И правда, подумал я, — мало нам своих бед, из-за этих людишек еще переживать, пусть идут ко всем чертям, нам-то что… А вслух говорю, вроде бы в шутку, как сам Сетура:
— Из-за чего это, мил-друг, твоя Асинета среди ночи нас подняла?
— В пять часов у меня подъем, — сказал Сетура, — люди должны видеть, что порядок есть порядок, для всех одинаково, а то каждый захочет валяться в постели до полудня и дело пострадает. Не работа меня заботит — люди. Их жизнь и благо. Долгая это история, Мосе-батоно! Выпьем-ка за Евангелие от Матфея, вот сулугуни, берите, берите — отличная закуска к водке, лучше не бывает!
Мы выпили, и я опять спрашиваю у Сетуры:
— А Спиридону Суланджиа дали сегодня по шее и как паршивого котенка вышвырнули — что, тоже для его блага?
— А ты как думаешь? Лиши человека страха, он тут же почувствует себя несчастным. Знаешь, что Спиридон Суланджиа сказал? Архип, видите ли, дает нам ровно столько, чтобы мы с голоду не передохли! Богатство и роскошь — вот откуда вся порча и безнравственность. Ну, дам я этому вахлаку больше того, что даю. Он тут же скажет — дай еще; не получит большего — опять беда: начнет завидовать и воровать. Правильно говорят: нагулял козел жиру, потянуло вольчего мяса отведать. Что получается? Хочешь человеку добра — не дай ему обожраться. Почему Спиридон Суланджиа сказал то, что сказал? Выкормил он молочных поросят. Девять штук. Шестерых забрал я, трех оставил ему. Он их продал, в семью деньги пришли — отсюда и мысли. Забери я восемь поросят, оставь ему одного, и молчал бы, сукин сын, как миленький. Такие вот, брат, дела. Теперь недельку-другую Какошка Табагари не будет брать на работу этого болтуна, детишки его поскулят, он и пожалеет о том, что наболтал. И другим — пример: неповадно будет молоть языком, чего не надо, и сам Спиридон рад будет до смерти, что его опять к делу допустят и заработать дадут. Сказанное Спиридоном — воистину грех великий. Сам оступился, в убытке остался — это еще куда ни шло. Но ведь и другого тем самым подбил: и ты, мол, скажи подобное, накличь на себя беду. Вот что главное.
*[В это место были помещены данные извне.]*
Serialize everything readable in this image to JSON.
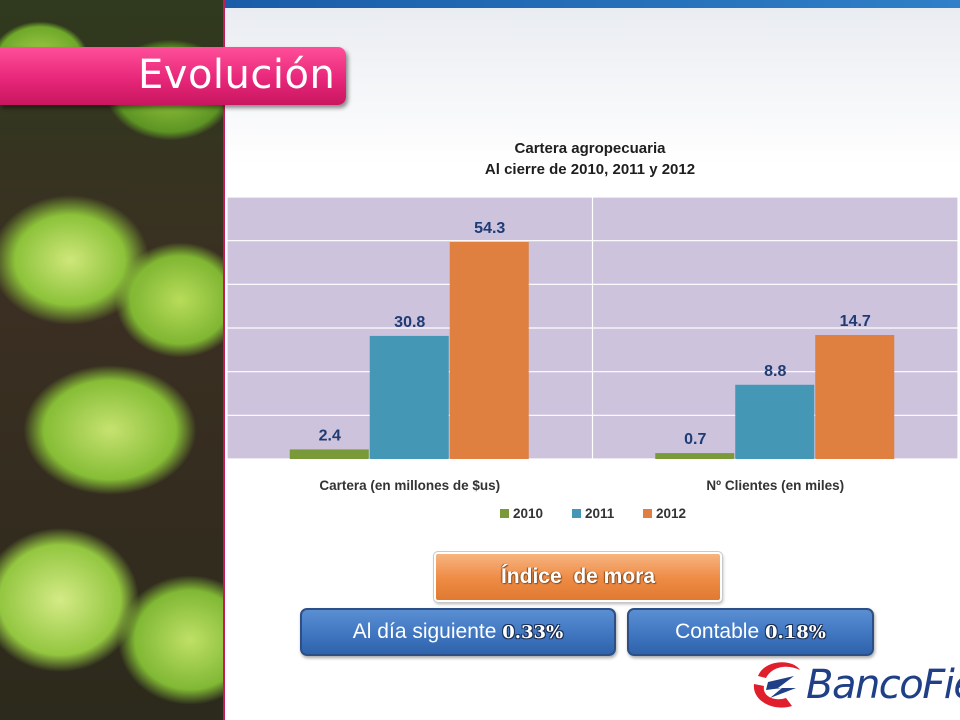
{
  "slide": {
    "title": "Evolución"
  },
  "chart_data": {
    "type": "bar",
    "title": "Cartera agropecuaria",
    "subtitle": "Al cierre de 2010, 2011 y 2012",
    "categories": [
      "Cartera (en millones de $us)",
      "Nº Clientes (en miles)"
    ],
    "series": [
      {
        "name": "2010",
        "color": "#7a9a3a",
        "values": [
          2.4,
          0.7
        ]
      },
      {
        "name": "2011",
        "color": "#4497b5",
        "values": [
          30.8,
          8.8
        ]
      },
      {
        "name": "2012",
        "color": "#df8040",
        "values": [
          54.3,
          14.7
        ]
      }
    ],
    "value_labels": [
      [
        "2.4",
        "0.7"
      ],
      [
        "30.8",
        "8.8"
      ],
      [
        "54.3",
        "14.7"
      ]
    ],
    "plot_background": "#cdc3dd",
    "gridlines": true,
    "legend_position": "bottom"
  },
  "mora": {
    "title": "Índice  de mora",
    "items": [
      {
        "label": "Al día siguiente ",
        "value": "0.33%"
      },
      {
        "label": "Contable ",
        "value": "0.18%"
      }
    ]
  },
  "logo": {
    "text": "BancoFie"
  },
  "colors": {
    "title_tag": "#e8277a",
    "top_bar": "#1a5ca8",
    "mora_tag": "#ee8a43",
    "pill": "#3f76c0",
    "logo_red": "#e01e2c",
    "logo_blue": "#1f3f86"
  }
}
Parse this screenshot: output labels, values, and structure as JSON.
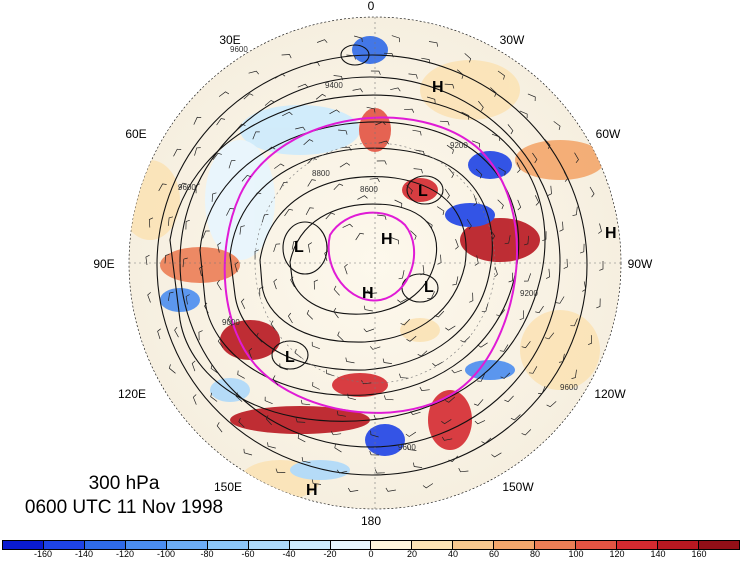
{
  "title": {
    "level": "300 hPa",
    "datetime": "0600 UTC 11 Nov 1998"
  },
  "map": {
    "projection": "north polar stereographic",
    "longitude_labels": [
      "0",
      "30W",
      "60W",
      "90W",
      "120W",
      "150W",
      "180",
      "150E",
      "120E",
      "90E",
      "60E",
      "30E"
    ],
    "pressure_centers": [
      {
        "label": "H",
        "location": "north Atlantic"
      },
      {
        "label": "L",
        "location": "Baffin Bay"
      },
      {
        "label": "H",
        "location": "Arctic Ocean"
      },
      {
        "label": "L",
        "location": "central Siberia"
      },
      {
        "label": "H",
        "location": "Canadian Arctic"
      },
      {
        "label": "L",
        "location": "western Canada"
      },
      {
        "label": "L",
        "location": "east Asia"
      },
      {
        "label": "H",
        "location": "east Pacific"
      },
      {
        "label": "H",
        "location": "north Pacific"
      }
    ],
    "contour_labels": [
      "9600",
      "9400",
      "9200",
      "9000",
      "8800",
      "8600"
    ],
    "fields": [
      "geopotential height contours",
      "wind barbs",
      "shaded anomaly",
      "magenta reference contours"
    ]
  },
  "colorbar": {
    "ticks": [
      "-160",
      "-140",
      "-120",
      "-100",
      "-80",
      "-60",
      "-40",
      "-20",
      "0",
      "20",
      "40",
      "60",
      "80",
      "100",
      "120",
      "140",
      "160"
    ],
    "colors": [
      "#0a1bd0",
      "#1e43e6",
      "#2f6ae8",
      "#4b8df0",
      "#6cacf5",
      "#8cc6f8",
      "#add9fa",
      "#cdebfd",
      "#e7f6fe",
      "#fff6dc",
      "#fbe3b6",
      "#f7c88f",
      "#f3a76c",
      "#ec7e56",
      "#e35443",
      "#d42a30",
      "#b81821",
      "#920f17"
    ]
  }
}
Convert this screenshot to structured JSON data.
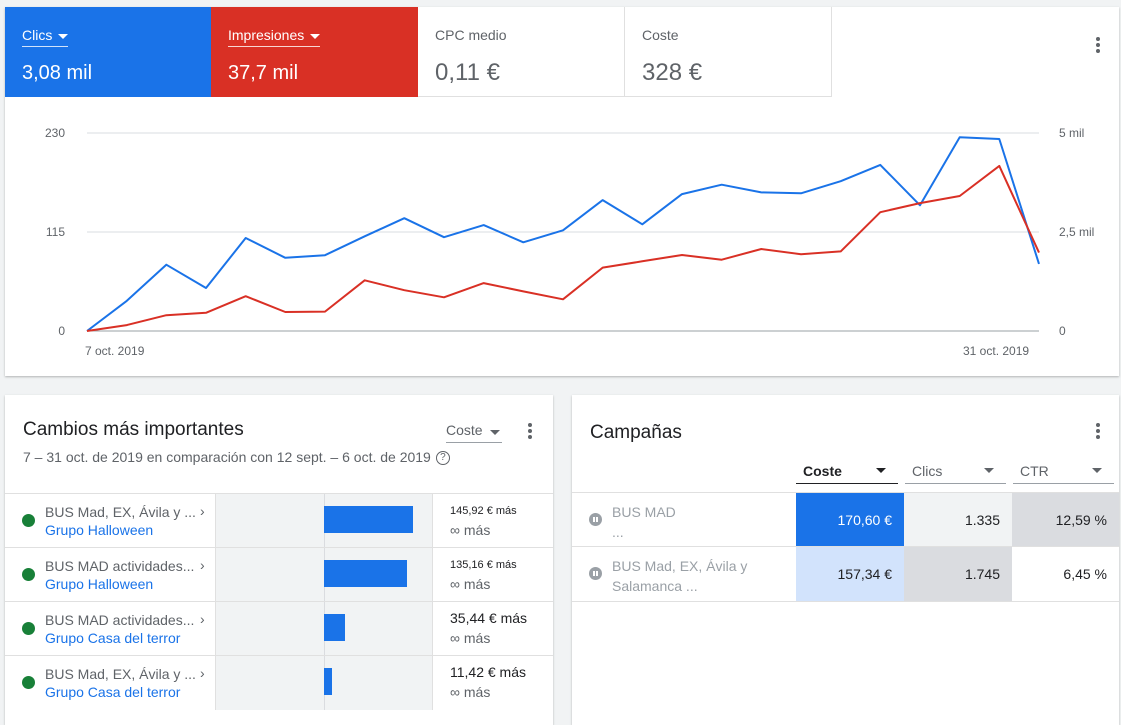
{
  "metrics": {
    "clicks": {
      "label": "Clics",
      "value": "3,08 mil",
      "color": "#1a73e8"
    },
    "impressions": {
      "label": "Impresiones",
      "value": "37,7 mil",
      "color": "#d93025"
    },
    "cpc": {
      "label": "CPC medio",
      "value": "0,11 €"
    },
    "cost": {
      "label": "Coste",
      "value": "328 €"
    }
  },
  "chart_data": {
    "type": "line",
    "x_labels_shown": [
      "7 oct. 2019",
      "31 oct. 2019"
    ],
    "left_axis": {
      "ticks": [
        "0",
        "115",
        "230"
      ],
      "ylim": [
        0,
        230
      ]
    },
    "right_axis": {
      "ticks": [
        "0",
        "2,5 mil",
        "5 mil"
      ],
      "ylim": [
        0,
        5000
      ]
    },
    "series": [
      {
        "name": "Clics",
        "color": "#1a73e8",
        "axis": "left",
        "values": [
          0,
          35,
          77,
          50,
          108,
          85,
          88,
          110,
          131,
          109,
          123,
          103,
          117,
          152,
          124,
          159,
          170,
          161,
          160,
          174,
          193,
          146,
          225,
          223,
          78
        ]
      },
      {
        "name": "Impresiones",
        "color": "#d93025",
        "axis": "right",
        "values": [
          0,
          150,
          400,
          460,
          880,
          480,
          490,
          1280,
          1030,
          850,
          1210,
          1000,
          800,
          1600,
          1760,
          1920,
          1800,
          2070,
          1940,
          2010,
          3000,
          3230,
          3410,
          4170,
          1980
        ]
      }
    ]
  },
  "changes": {
    "title": "Cambios más importantes",
    "subtitle": "7 – 31 oct. de 2019 en comparación con 12 sept. – 6 oct. de 2019",
    "metric": "Coste",
    "rows": [
      {
        "campaign": "BUS Mad, EX, Ávila y ...",
        "group": "Grupo Halloween",
        "amount": "145,92 € más",
        "pct": "∞ más",
        "fraction": 1.0
      },
      {
        "campaign": "BUS MAD actividades...",
        "group": "Grupo Halloween",
        "amount": "135,16 € más",
        "pct": "∞ más",
        "fraction": 0.93
      },
      {
        "campaign": "BUS MAD actividades...",
        "group": "Grupo Casa del terror",
        "amount": "35,44 € más",
        "pct": "∞ más",
        "fraction": 0.24
      },
      {
        "campaign": "BUS Mad, EX, Ávila y ...",
        "group": "Grupo Casa del terror",
        "amount": "11,42 € más",
        "pct": "∞ más",
        "fraction": 0.08
      }
    ]
  },
  "campaigns": {
    "title": "Campañas",
    "columns": [
      "Coste",
      "Clics",
      "CTR"
    ],
    "rows": [
      {
        "name_line1": "BUS MAD",
        "name_line2": "...",
        "cost": "170,60 €",
        "clicks": "1.335",
        "ctr": "12,59 %"
      },
      {
        "name_line1": "BUS Mad, EX, Ávila y",
        "name_line2": "Salamanca ...",
        "cost": "157,34 €",
        "clicks": "1.745",
        "ctr": "6,45 %"
      }
    ]
  }
}
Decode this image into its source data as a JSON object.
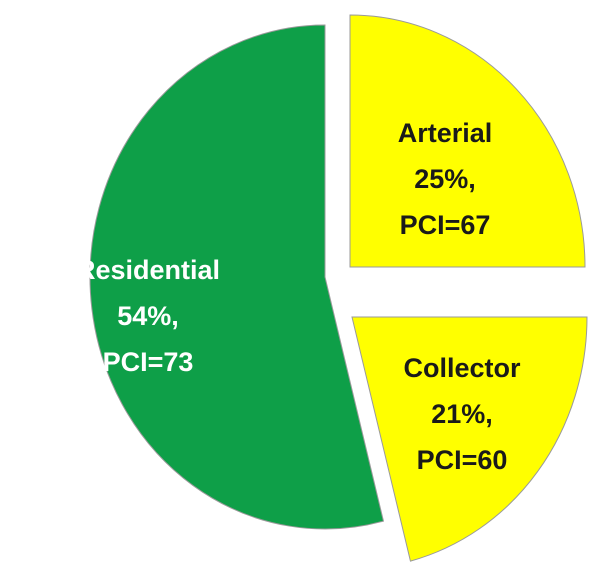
{
  "chart_data": {
    "type": "pie",
    "categories": [
      "Arterial",
      "Collector",
      "Residential"
    ],
    "values": [
      25,
      21,
      54
    ],
    "value_labels": [
      "25%,",
      "21%,",
      "54%,"
    ],
    "pci": [
      67,
      60,
      73
    ],
    "pci_labels": [
      "PCI=67",
      "PCI=60",
      "PCI=73"
    ],
    "colors": [
      "#ffff00",
      "#ffff00",
      "#0e9f48"
    ],
    "label_colors": [
      "#1a1a1a",
      "#1a1a1a",
      "#ffffff"
    ],
    "start_angle": 0,
    "exploded": true
  }
}
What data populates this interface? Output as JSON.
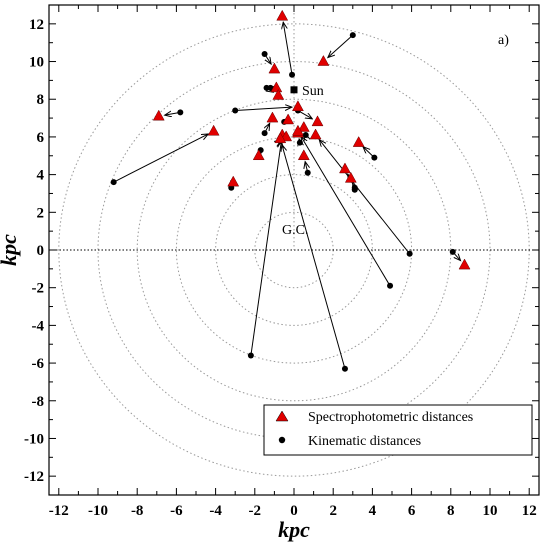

Если я и вправду кормилец этим людям, то должен понимать: все, что людей может совратить с пути истинного, от чего народу — страдание одно, все надо в корне подрубать, в зародыше уничтожать, а то вырастет, силой нальется. Зачем мне торчать здесь, если денно и нощно не заботиться о людях, о том, чтобы им жилось хорошо? Прийти в этот мир если, пить и не принести людям добра — разве это жизнь? Ну, выпьем! За второе Евангелие, от Марка. Вот осетрина, угощайтесь, сулугуни хорошо на закуску, да рыбка лучше.